The New York Not-for-Profit Corporation Law (N-PCL) was recently amended to streamline and clarify some governance procedures and eliminate unnecessary regulatory burdens. The changes expand the means for electronic voting by unanimous consent, change the term length of directors elected to fill vacancies, and clarify the quorum requirements when directors leave a meeting due to a conflict of interest.
Expansion of Electronic Consent
Under the N-PCL, members and directors are permitted to take action without a meeting by unanimous written consent, which consent can be either written or electronic. (See N-PCL §§ 614(a) and 708(b)) Under the previous law, electronic consent was limited to electronic mail, otherwise known as e-mail.
To keep up with emerging changes in technology, the legislation allows members and directors to act without a meeting by unanimous consent undertaken by “other electronic means” in addition to email. This means that director or member consent can also be provided through other technology methods besides e-mail, such as the use of electronic portals that facilitate the collection of votes.
Under the previous law, when a director was elected or appointed to fill a vacancy in an unexpired term, that director was only able to fill that vacancy until the organization’s next annual meeting. (See N-PCL § 705(c)) This provision was often impractical for organizations with classified boards in which board members serve for staggered, multi-year terms, and the seat of the director whose vacancy was being filled was not set to expire at the next annual meeting.
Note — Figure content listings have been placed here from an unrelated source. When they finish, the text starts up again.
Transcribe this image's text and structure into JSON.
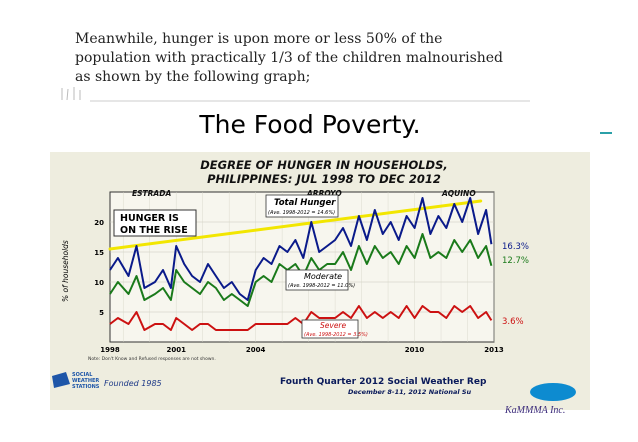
{
  "intro_text": "Meanwhile, hunger is upon  more or less 50% of the population with  practically 1/3 of the children malnourished as shown by the following graph;",
  "slide_title": "The Food Poverty.",
  "chart_data": {
    "type": "line",
    "title": "DEGREE OF HUNGER IN HOUSEHOLDS,",
    "subtitle": "PHILIPPINES: JUL 1998 TO DEC 2012",
    "ylabel": "% of households",
    "x_ticks": [
      "1998",
      "2001",
      "2004",
      "2010",
      "2013"
    ],
    "x_tick_values": [
      1998.5,
      2001,
      2004,
      2010,
      2013
    ],
    "y_ticks": [
      5,
      10,
      15,
      20
    ],
    "xlim": [
      1998.5,
      2013
    ],
    "ylim": [
      0,
      25
    ],
    "periods": [
      "ESTRADA",
      "ARROYO",
      "AQUINO"
    ],
    "annotation_box": "HUNGER IS ON THE RISE",
    "trend_line": {
      "x": [
        1998.5,
        2012.5
      ],
      "y": [
        15.5,
        23.5
      ]
    },
    "series": [
      {
        "name": "Total Hunger",
        "color": "#0a1a8a",
        "end_label": "16.3%",
        "average_label": "(Ave. 1998-2012 = 14.6%)",
        "x": [
          1998.5,
          1998.8,
          1999.2,
          1999.5,
          1999.8,
          2000.2,
          2000.5,
          2000.8,
          2001.0,
          2001.3,
          2001.6,
          2001.9,
          2002.2,
          2002.5,
          2002.8,
          2003.1,
          2003.4,
          2003.7,
          2004.0,
          2004.3,
          2004.6,
          2004.9,
          2005.2,
          2005.5,
          2005.8,
          2006.1,
          2006.4,
          2006.7,
          2007.0,
          2007.3,
          2007.6,
          2007.9,
          2008.2,
          2008.5,
          2008.8,
          2009.1,
          2009.4,
          2009.7,
          2010.0,
          2010.3,
          2010.6,
          2010.9,
          2011.2,
          2011.5,
          2011.8,
          2012.1,
          2012.4,
          2012.7,
          2012.9
        ],
        "values": [
          12,
          14,
          11,
          16,
          9,
          10,
          12,
          9,
          16,
          13,
          11,
          10,
          13,
          11,
          9,
          10,
          8,
          7,
          12,
          14,
          13,
          16,
          15,
          17,
          14,
          20,
          15,
          16,
          17,
          19,
          16,
          21,
          17,
          22,
          18,
          20,
          17,
          21,
          19,
          24,
          18,
          21,
          19,
          23,
          20,
          24,
          18,
          22,
          16.3
        ]
      },
      {
        "name": "Moderate",
        "color": "#1a7a1a",
        "end_label": "12.7%",
        "average_label": "(Ave. 1998-2012 = 11.0%)",
        "x": [
          1998.5,
          1998.8,
          1999.2,
          1999.5,
          1999.8,
          2000.2,
          2000.5,
          2000.8,
          2001.0,
          2001.3,
          2001.6,
          2001.9,
          2002.2,
          2002.5,
          2002.8,
          2003.1,
          2003.4,
          2003.7,
          2004.0,
          2004.3,
          2004.6,
          2004.9,
          2005.2,
          2005.5,
          2005.8,
          2006.1,
          2006.4,
          2006.7,
          2007.0,
          2007.3,
          2007.6,
          2007.9,
          2008.2,
          2008.5,
          2008.8,
          2009.1,
          2009.4,
          2009.7,
          2010.0,
          2010.3,
          2010.6,
          2010.9,
          2011.2,
          2011.5,
          2011.8,
          2012.1,
          2012.4,
          2012.7,
          2012.9
        ],
        "values": [
          8,
          10,
          8,
          11,
          7,
          8,
          9,
          7,
          12,
          10,
          9,
          8,
          10,
          9,
          7,
          8,
          7,
          6,
          10,
          11,
          10,
          13,
          12,
          13,
          11,
          14,
          12,
          13,
          13,
          15,
          12,
          16,
          13,
          16,
          14,
          15,
          13,
          16,
          14,
          18,
          14,
          15,
          14,
          17,
          15,
          17,
          14,
          16,
          12.7
        ]
      },
      {
        "name": "Severe",
        "color": "#cc1111",
        "end_label": "3.6%",
        "average_label": "(Ave. 1998-2012 = 3.5%)",
        "x": [
          1998.5,
          1998.8,
          1999.2,
          1999.5,
          1999.8,
          2000.2,
          2000.5,
          2000.8,
          2001.0,
          2001.3,
          2001.6,
          2001.9,
          2002.2,
          2002.5,
          2002.8,
          2003.1,
          2003.4,
          2003.7,
          2004.0,
          2004.3,
          2004.6,
          2004.9,
          2005.2,
          2005.5,
          2005.8,
          2006.1,
          2006.4,
          2006.7,
          2007.0,
          2007.3,
          2007.6,
          2007.9,
          2008.2,
          2008.5,
          2008.8,
          2009.1,
          2009.4,
          2009.7,
          2010.0,
          2010.3,
          2010.6,
          2010.9,
          2011.2,
          2011.5,
          2011.8,
          2012.1,
          2012.4,
          2012.7,
          2012.9
        ],
        "values": [
          3,
          4,
          3,
          5,
          2,
          3,
          3,
          2,
          4,
          3,
          2,
          3,
          3,
          2,
          2,
          2,
          2,
          2,
          3,
          3,
          3,
          3,
          3,
          4,
          3,
          5,
          4,
          4,
          4,
          5,
          4,
          6,
          4,
          5,
          4,
          5,
          4,
          6,
          4,
          6,
          5,
          5,
          4,
          6,
          5,
          6,
          4,
          5,
          3.6
        ]
      }
    ],
    "note_text": "Note: Don't Know and Refused responses are not shown.",
    "footer_source": "Fourth Quarter 2012 Social Weather Rep",
    "footer_date": "December 8-11, 2012 National Su",
    "sws_logo_text": [
      "SOCIAL",
      "WEATHER",
      "STATIONS"
    ],
    "founded_text": "Founded 1985"
  },
  "footer_brand": "KaMMMA Inc."
}
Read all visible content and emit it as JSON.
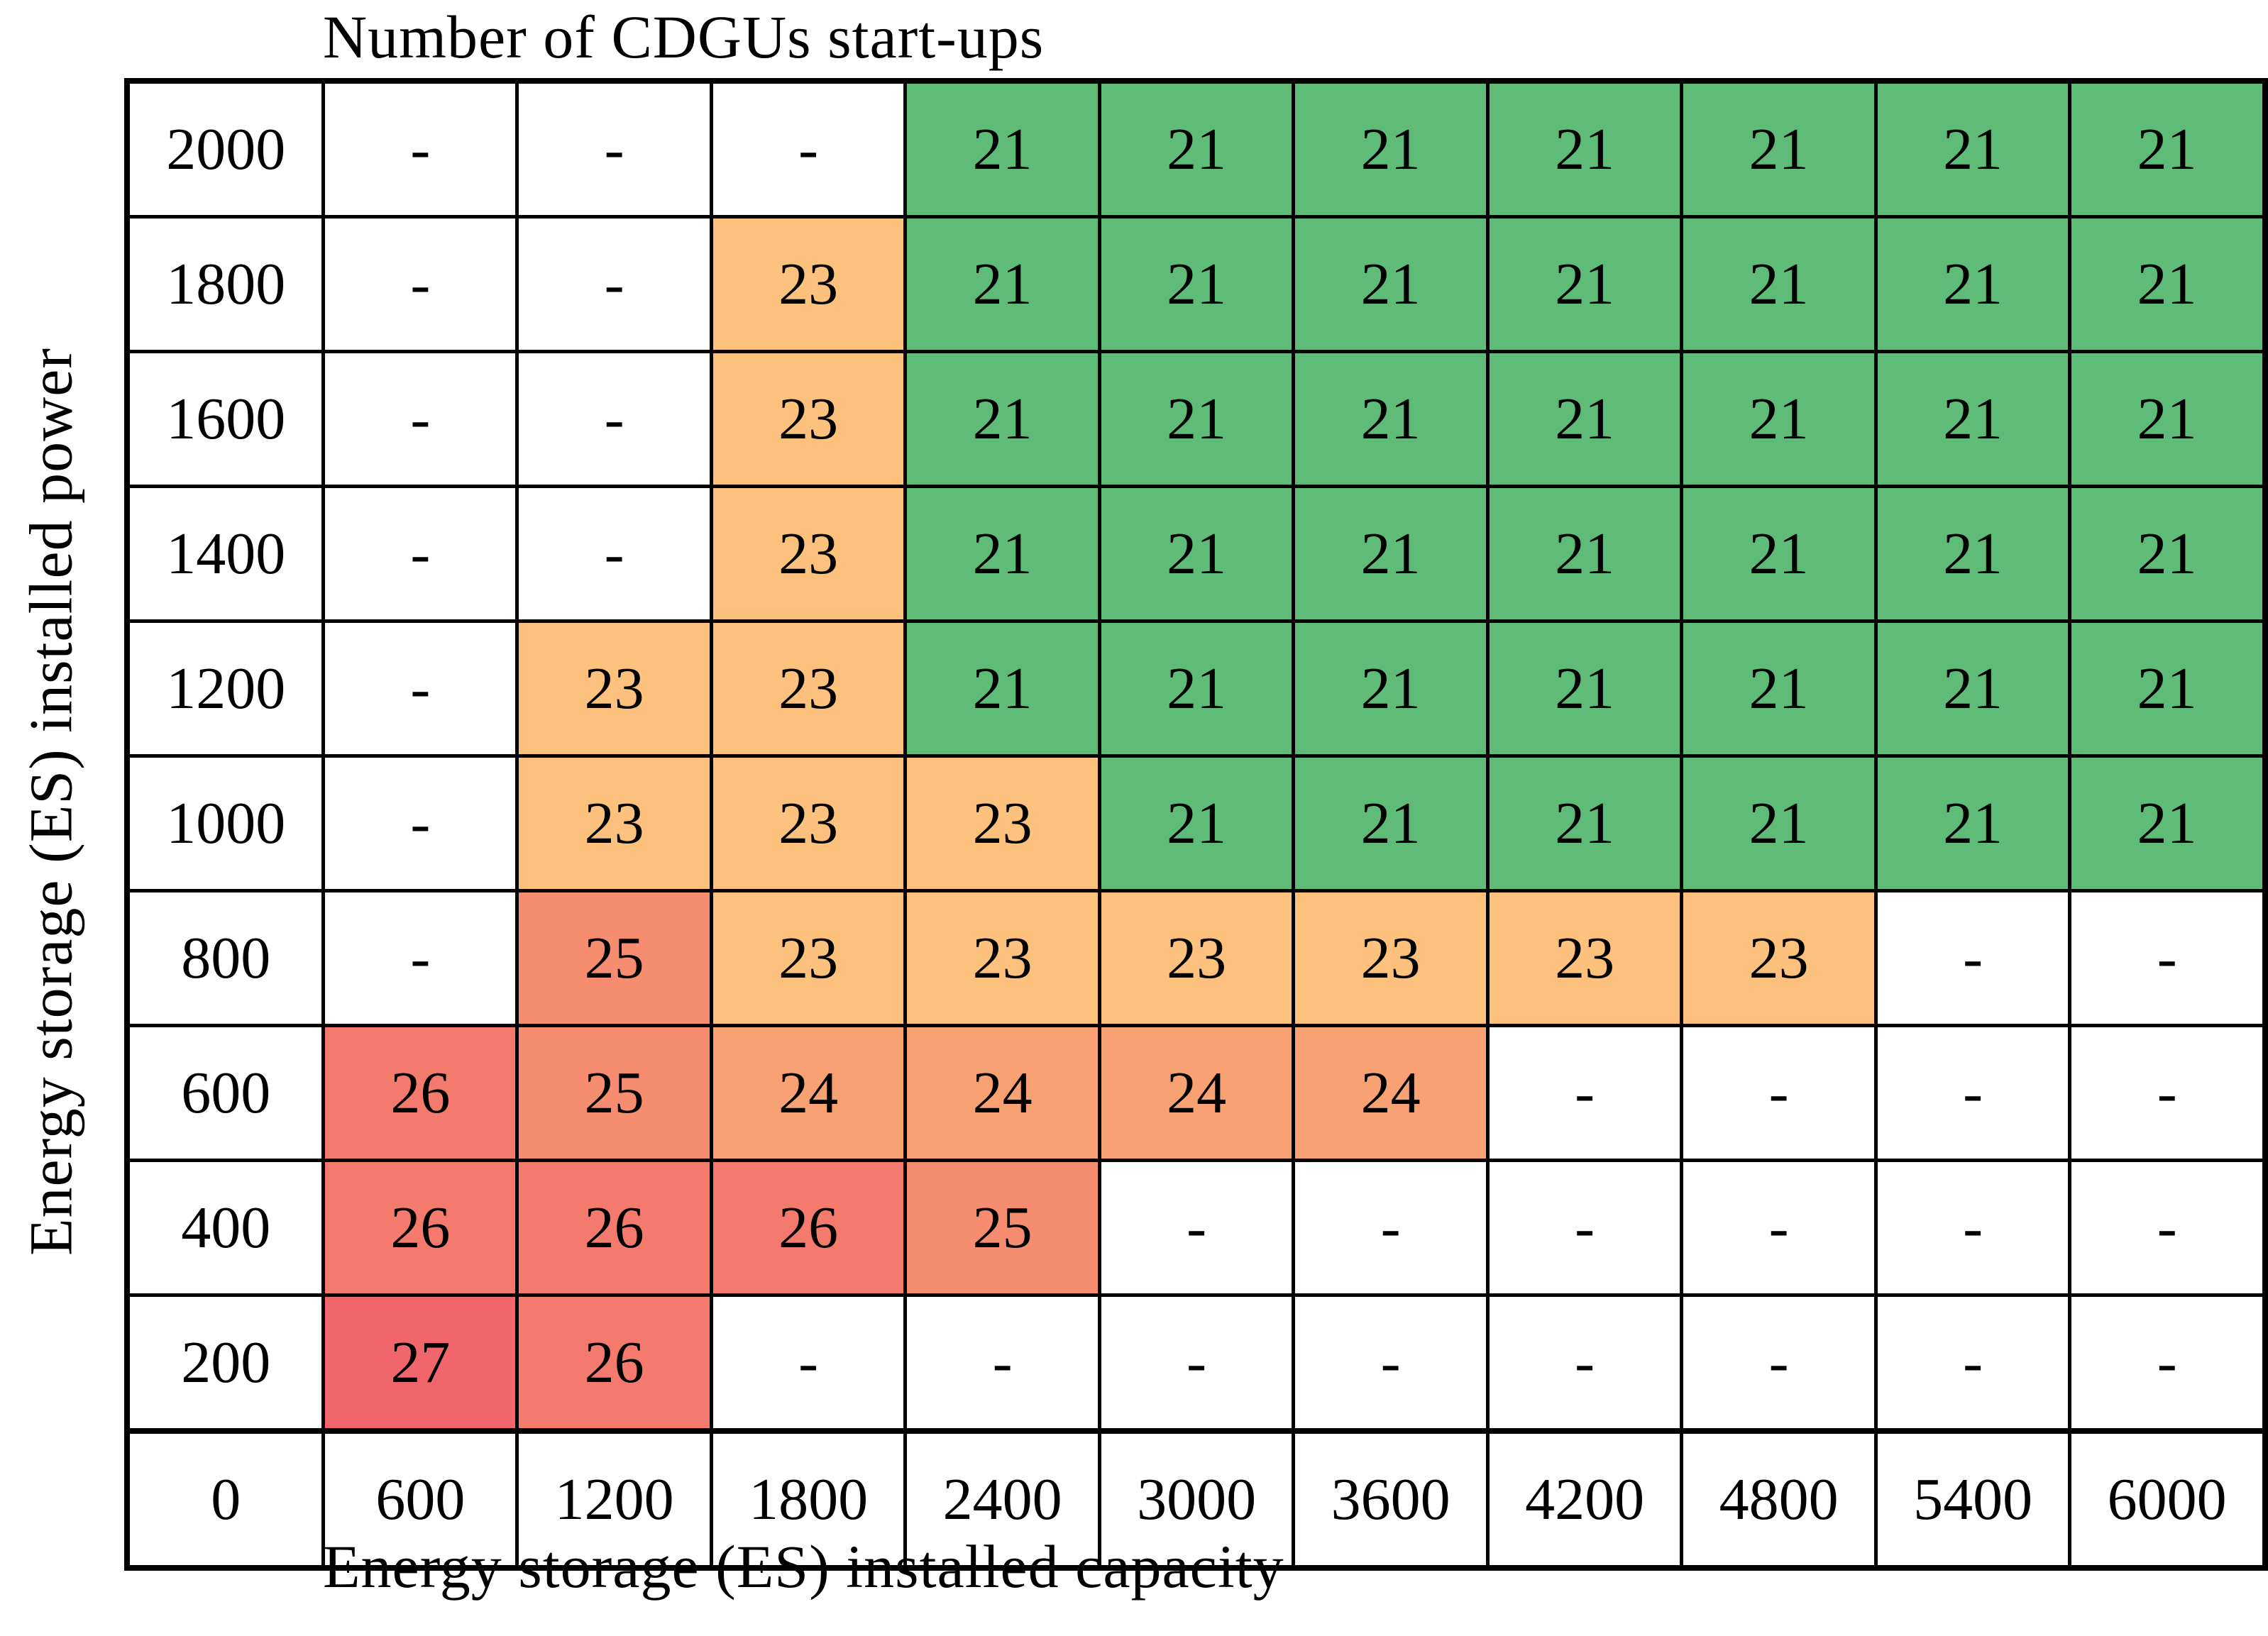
{
  "chart_data": {
    "type": "heatmap",
    "title": "Number of CDGUs start-ups",
    "xlabel": "Energy storage (ES) installed capacity",
    "ylabel": "Energy storage (ES) installed power",
    "legend": "none",
    "grid": "table-borders",
    "origin_label": "0",
    "x_ticks": [
      "600",
      "1200",
      "1800",
      "2400",
      "3000",
      "3600",
      "4200",
      "4800",
      "5400",
      "6000"
    ],
    "y_ticks": [
      "2000",
      "1800",
      "1600",
      "1400",
      "1200",
      "1000",
      "800",
      "600",
      "400",
      "200"
    ],
    "empty_marker": "-",
    "matrix": [
      [
        "-",
        "-",
        "-",
        "21",
        "21",
        "21",
        "21",
        "21",
        "21",
        "21"
      ],
      [
        "-",
        "-",
        "23",
        "21",
        "21",
        "21",
        "21",
        "21",
        "21",
        "21"
      ],
      [
        "-",
        "-",
        "23",
        "21",
        "21",
        "21",
        "21",
        "21",
        "21",
        "21"
      ],
      [
        "-",
        "-",
        "23",
        "21",
        "21",
        "21",
        "21",
        "21",
        "21",
        "21"
      ],
      [
        "-",
        "23",
        "23",
        "21",
        "21",
        "21",
        "21",
        "21",
        "21",
        "21"
      ],
      [
        "-",
        "23",
        "23",
        "23",
        "21",
        "21",
        "21",
        "21",
        "21",
        "21"
      ],
      [
        "-",
        "25",
        "23",
        "23",
        "23",
        "23",
        "23",
        "23",
        "-",
        "-"
      ],
      [
        "26",
        "25",
        "24",
        "24",
        "24",
        "24",
        "-",
        "-",
        "-",
        "-"
      ],
      [
        "26",
        "26",
        "26",
        "25",
        "-",
        "-",
        "-",
        "-",
        "-",
        "-"
      ],
      [
        "27",
        "26",
        "-",
        "-",
        "-",
        "-",
        "-",
        "-",
        "-",
        "-"
      ]
    ],
    "value_colors": {
      "21": "#5fbc78",
      "23": "#fbc17d",
      "24": "#f8a273",
      "25": "#f68d70",
      "26": "#f47a6e",
      "27": "#f1656c",
      "-": "#ffffff"
    },
    "colors": {
      "border": "#000000",
      "text": "#000000",
      "background": "#ffffff"
    }
  }
}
The legislation provides increased flexibility in selecting terms for replacement directors. A director elected to fill a vacancy in an unexpired term can now hold office until the end of the term that the director was elected or appointed to fill, or for a different term determined by the board which ends at an annual meeting. These changes give boards more leeway to select a different term when filling a vacancy that better aligns with the organization’s specific objectives.
Clarification to Board Quorums
Under the N-PCL, any action taken by the board of directors requires a quorum to be present at the time of the vote. (See N-PCL § 708(d)) The amendment clarifies that directors who are present at a meeting but not at the time of a vote due to a conflict of interest or related party transaction are deemed present at the time of the vote in determining if there is a quorum.
These latest amendments to the N-PCL help to modernize and update the laws around not-for-profit governance structures in a positive way. New York not-for-profit organizations may want to consider updating their certificate of incorporation and/or by-laws to reflect these changes, which may help them streamline their governance procedures.